Former NFL wide receiver Matthew Cherry took home one of Hollywood’s greatest honors on Sunday night, winning an Oscar for his animated short film, “Hair Love.” Cherry wrote and directed the short, which centers around an African American father attempting to style his young daughter’s hair for the first time. 

After playing college football at Akron for four seasons, Cherry went undrafted in the 2004 NFL Draft but was signed by the Jacksonville Jaguars, who stashed the receiver on their practice squad until he was signed by the Cincinnati Bengals.

He bounced around between a few NFL teams (the Bengals, Panthers, Ravens) and spent some time in the CFL and NFL Europe before retiring in 2007 to pursue a career in film. 

That film career reached new heights on Sunday when Cherry became the second pro athlete in three years to win an Oscar in the animated short category. He followed in the footsteps of the late Kobe Bryant, who won the 2018 Oscar for the short film, “Dear Basketball.”

While accepting the honor from the Academy alongside producer Karen Rupert Toliver on Sunday, Cherry dedicated the win to Bryant.

Shortly after Cherry took home the award, the Bengals congratulated him on Twitter. 

Speaking of Twitter, “Hair Love” has strong roots on social media. Back in 2016, Cherry shared a computer generated image and put out a call for 3D artists, claiming he had an idea for “an Oscar worthy short film.” You could say he called his shot.

Shortly after putting out the call, Cherry created a Kickstarter campaign to get his vision off the ground. The campaign, which had an initial goal of $75,000, went on to raise over $300,000 — the most ever for a short film project on the fundraising site. In March of 2019, Sony Pictures acquired the short film and released it later in the year. 

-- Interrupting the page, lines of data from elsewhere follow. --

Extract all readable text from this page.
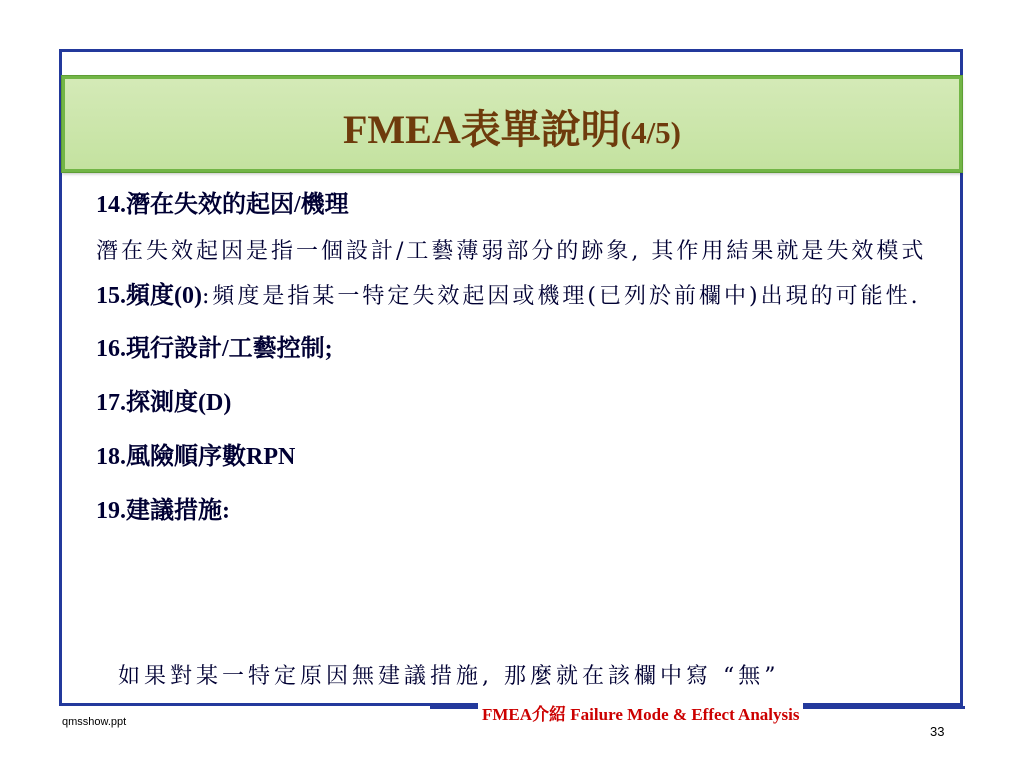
FMEA表單說明(4/5)
14.潛在失效的起因/機理
潛在失效起因是指一個設計/工藝薄弱部分的跡象, 其作用結果就是失效模式
15.頻度(0):頻度是指某一特定失效起因或機理(已列於前欄中)出現的可能性.
16.現行設計/工藝控制;
17.探測度(D)
18.風險順序數RPN
19.建議措施:
如果對某一特定原因無建議措施, 那麼就在該欄中寫 “無”
FMEA介紹 Failure Mode & Effect Analysis
qmsshow.ppt
33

Cherry said the inspiration behind the project was to have more representation in animation while helping to normalize black hair and put an end to discrimination. In his acceptance speech, Cherry reference California’s CROWN Act, which seeks to ensure protection against discrimination based on hairstyles.

Cherry also acknowledged Deandre Arnold, an 18-year-old Texas high schooler who was suspended and told to cut his dreadlocks or else he wouldn’t be able to graduate. Arnold was a special guest of Cherry’s at Sunday’s ceremony. 

You can watch the full short below:

Among the other athletes involved with the project were former NFL player Andrew Hawkins (executive producer) and Dwyane Wade (producer).